Não direi que fui uma pessoa letrada. Acadêmica. Pois os momentos de verdadeiros aprendizados foram regados a álcool e a sonhos. Verdadeiros banquetes. Dividi experiências cruas nesses banquetes. Coletivização de problemas individuais. Abri mão da imagem de um bom garoto que aprende tudo na escola e com os idosos para poder reverenciar a dor e aprender com essa última. Professora eficaz. Seu método de ensino é a realidade. Suas ferramentas a verdade, a angústia, o prazer. Mas esse curso tem um alto preço. É que talvez você nunca mais pare de aprender. E permaneça o resto da sua vida fazendo dela existência, e percebendo que não há ofensa em um mundo de dor. Esse foi o meu caso. Existi para poder viver o quanto foi necessário. Enquanto eu buscava alguma coisa minha vida teve sentido. É nesse ponto que vivi com todas as letras. A busca da vingança, que talvez seja melhor traduzida como justiça. A busca de amor. A busca da morte. A busca de felicidade. A busca de encontrar algo que não se tem. Porém, quando percebi que o fim dessa busca - o encontro - não me despertava mais curiosidade, passei a existir. Pois comecei a viver sem sentido. Sem sentido pré-definido. O sentido era o qual eu estava nele, e apto a mudar bruscamente para outro, mesmo que contrário o fosse. Percebi a amplidão da vida. Na própria existência. Não havia mais um único sentido a seguir. E muito menos a restrição única a esse mesmo.

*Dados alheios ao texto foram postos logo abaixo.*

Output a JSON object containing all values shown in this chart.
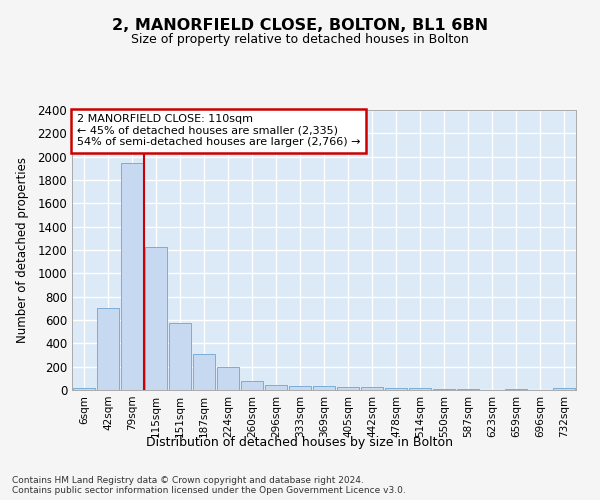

Tudo tinha que ser mais sempre... Sempre havia um além pra eu chegar. E um aqui para eu testemunhar. Nunca me contentei em pormenores. Agradava-me o fato de conhecer as coisas a fundo. Não havia exagero mais belo que o excesso! O suficiente nunca me foi o bastante. E o nada ainda era pouco. Até mesmo o nada. Queria ir mais fundo ao nada. E conhecer a negação, trazida nessa palavra, de todas as formas possíveis. E isso não me traz arrependimento sequer. Talvez isso não tenha me acrescentado nada. E não posso afirmar que me tirou algo. Tudo aconteceu como tinha que acontecer. É o ciclo. Não podemos fugir. Nascemos, crescemos, perdemos e ganhamos, reproduzimos e morremos. Tudo bem que eu escondi uma parte desse ciclo. Ou melhor: me escondi de uma parte desse ciclo. Mas agora... digo adeus e até breve aos meus filhos que nunca nasceram. Pois nos encontraremos já. Enfim. Ultimas palavras. Já é tarde. Fora!